In the matter addressed by Private Letter Ruling 200211017, persons contributed property to a corporation (C1 — the tested entity) that included a percentage interest (the actual percentage ownership interest was redacted in the ruling) in a partnership (P1). P1 owned a percentage (also redacted in the ruling) of the stock of a corporation (C2), which owned 100 percent of a subsidiary corporation (S). The assets of S constituted more than 80 percent of C1’s assets immediately after the contribution. The ruling concluded that the transfer of the P1 interest was not a transfer to an investment company under section 721(b). Thus, the redacted percentage interest in C2 was apparently greater than 50 percent, and P1 was treated as holding the assets of C2 and S, and, therefore, C1’s interest in P1 was not treated as a stock or security.

Pepper Perspective

Because partnership structures are very commonly used for business operations, including for funds and other investment businesses, taxpayers need to carefully review the mix of assets to ensure tax-free treatment when the partnership is formed and assets are contributed to the partnership in exchange for interest in the partnership.
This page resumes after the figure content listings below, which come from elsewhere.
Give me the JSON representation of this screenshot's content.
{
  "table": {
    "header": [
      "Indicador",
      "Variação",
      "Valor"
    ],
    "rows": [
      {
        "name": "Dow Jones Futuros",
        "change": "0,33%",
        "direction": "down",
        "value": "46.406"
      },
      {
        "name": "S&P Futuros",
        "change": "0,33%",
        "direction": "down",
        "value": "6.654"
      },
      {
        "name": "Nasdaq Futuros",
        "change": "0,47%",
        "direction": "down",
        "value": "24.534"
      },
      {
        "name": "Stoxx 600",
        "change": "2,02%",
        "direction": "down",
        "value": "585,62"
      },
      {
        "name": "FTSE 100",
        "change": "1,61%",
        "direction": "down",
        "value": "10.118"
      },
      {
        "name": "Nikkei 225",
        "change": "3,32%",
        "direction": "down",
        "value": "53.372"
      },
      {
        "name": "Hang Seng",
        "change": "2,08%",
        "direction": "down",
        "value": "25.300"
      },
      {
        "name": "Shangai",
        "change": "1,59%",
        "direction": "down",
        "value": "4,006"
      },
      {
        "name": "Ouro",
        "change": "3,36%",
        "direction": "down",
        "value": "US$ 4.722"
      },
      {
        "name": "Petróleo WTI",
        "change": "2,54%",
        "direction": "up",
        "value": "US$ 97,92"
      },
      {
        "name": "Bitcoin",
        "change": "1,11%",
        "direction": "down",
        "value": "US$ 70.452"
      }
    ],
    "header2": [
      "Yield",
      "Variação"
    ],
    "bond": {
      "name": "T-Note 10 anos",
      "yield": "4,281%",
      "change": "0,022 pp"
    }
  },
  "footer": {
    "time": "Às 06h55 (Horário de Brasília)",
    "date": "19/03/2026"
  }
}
The definition of "stocks or securities" under section 721(b) can be very inclusive, and there is very little guidance to provide a safe-harbor-type methodology for determining whether or not cash or assets fall outside the definition of under the rules. Thus, careful evaluation and planning should be undertaken when the partnership is formed and when assets are contributed to evaluate the potential impact of section 721(b).

 

 

 

Endnotes

1 Section 721(a) of the Internal Revenue Code of 1986, as amended (the Code). All references herein to "section" refer to sections of the Code or the Treasury Regulations promulgated thereunder.

2 More specifically, under the Code, "a partnership that would be treated as an investment company (within the meaning of Section 351) if the partnership were incorporated." Section 721(b).
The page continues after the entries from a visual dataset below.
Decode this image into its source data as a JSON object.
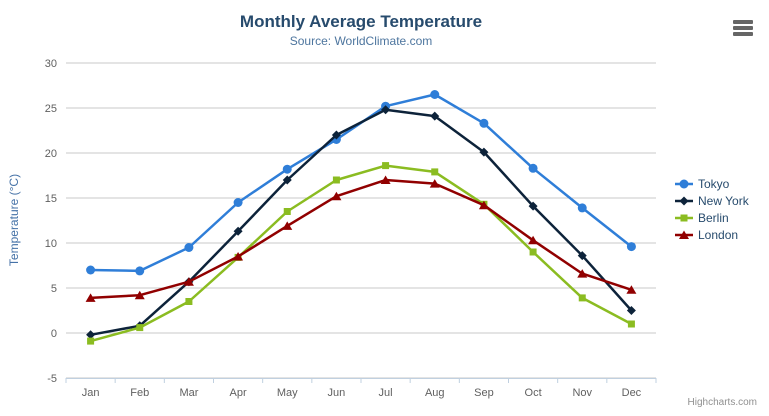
{
  "chart_data": {
    "type": "line",
    "title": "Monthly Average Temperature",
    "subtitle": "Source: WorldClimate.com",
    "ylabel": "Temperature (°C)",
    "xlabel": "",
    "ylim": [
      -5,
      30
    ],
    "ytick_step": 5,
    "grid": true,
    "legend_position": "right",
    "categories": [
      "Jan",
      "Feb",
      "Mar",
      "Apr",
      "May",
      "Jun",
      "Jul",
      "Aug",
      "Sep",
      "Oct",
      "Nov",
      "Dec"
    ],
    "series": [
      {
        "name": "Tokyo",
        "marker": "circle",
        "color": "#2f7ed8",
        "values": [
          7.0,
          6.9,
          9.5,
          14.5,
          18.2,
          21.5,
          25.2,
          26.5,
          23.3,
          18.3,
          13.9,
          9.6
        ]
      },
      {
        "name": "New York",
        "marker": "diamond",
        "color": "#0d233a",
        "values": [
          -0.2,
          0.8,
          5.7,
          11.3,
          17.0,
          22.0,
          24.8,
          24.1,
          20.1,
          14.1,
          8.6,
          2.5
        ]
      },
      {
        "name": "Berlin",
        "marker": "square",
        "color": "#8bbc21",
        "values": [
          -0.9,
          0.6,
          3.5,
          8.4,
          13.5,
          17.0,
          18.6,
          17.9,
          14.3,
          9.0,
          3.9,
          1.0
        ]
      },
      {
        "name": "London",
        "marker": "triangle",
        "color": "#910000",
        "values": [
          3.9,
          4.2,
          5.7,
          8.5,
          11.9,
          15.2,
          17.0,
          16.6,
          14.2,
          10.3,
          6.6,
          4.8
        ]
      }
    ],
    "style": {
      "gridline_color": "#c9c9c9",
      "axis_line_color": "#c0d0e0",
      "label_color": "#606060",
      "title_color": "#274b6d",
      "subtitle_color": "#4d759e",
      "yaxis_title_color": "#4572a7",
      "legend_text_color": "#274b6d"
    }
  },
  "credit": {
    "label": "Highcharts.com"
  },
  "export_menu": {
    "icon": "hamburger-menu-icon",
    "tooltip": "Chart context menu",
    "bar_color": "#666666"
  }
}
3 Notably, for the contribution to be treated as a taxable exchange, it must also result in "diversification." This article generally assumes that a contribution will result in diversification and, thus, does not discuss the matter beyond this footnote. The general premise behind diversification is that a person should not be able to transfer assets to a partnership in exchange for interest in the partnership in a tax-free transaction if the person is contributing a single type of property, or a nondiverse selection of property, in exchange for an interest in a partnership that represents shares in a diversified portfolio of assets, because this represents a change in the type of investment, rather than a continuing investment in the contributed asset through interest in the partnership.

4 Treas. Regs. § 351-1(c)(2).

5 It would seem that there should be some level of certainty associated with the plan if it is being used to carve cash out of the definition of stock and securities.

6 This is consistent with the concept that only investment assets count towards the 80 Percent Test, because ownership interests of more than 50 percent are typically associated with the owner’s exerting significant operational control over the entity. Thus, stock and securities in 50-percent-owned subsidiary corporations are disregarded, and the parent corporation is be deemed to own its ratable share of its subsidiaries’ assets. Treas. Regs. § 1.351-1(c)(4).

7 If assets treated as stocks or securities constitute less than 20 percent, or more than 90 percent, of the partnership’s assets, the partnership interest is treated as either wholly an asset treated as a stock or security (if more than 90 percent) or not a stock or security in any capacity. These rules are based on a reference in legislative history to regulations promulgated under section 731(c)(2).

8 Treas. Regs. §1.351-1(c)(4).

 

 

DISCLAIMER: Because of the generality of this update, the information provided herein may not be applicable in all situations and should not be acted upon without specific legal advice based on particular situations.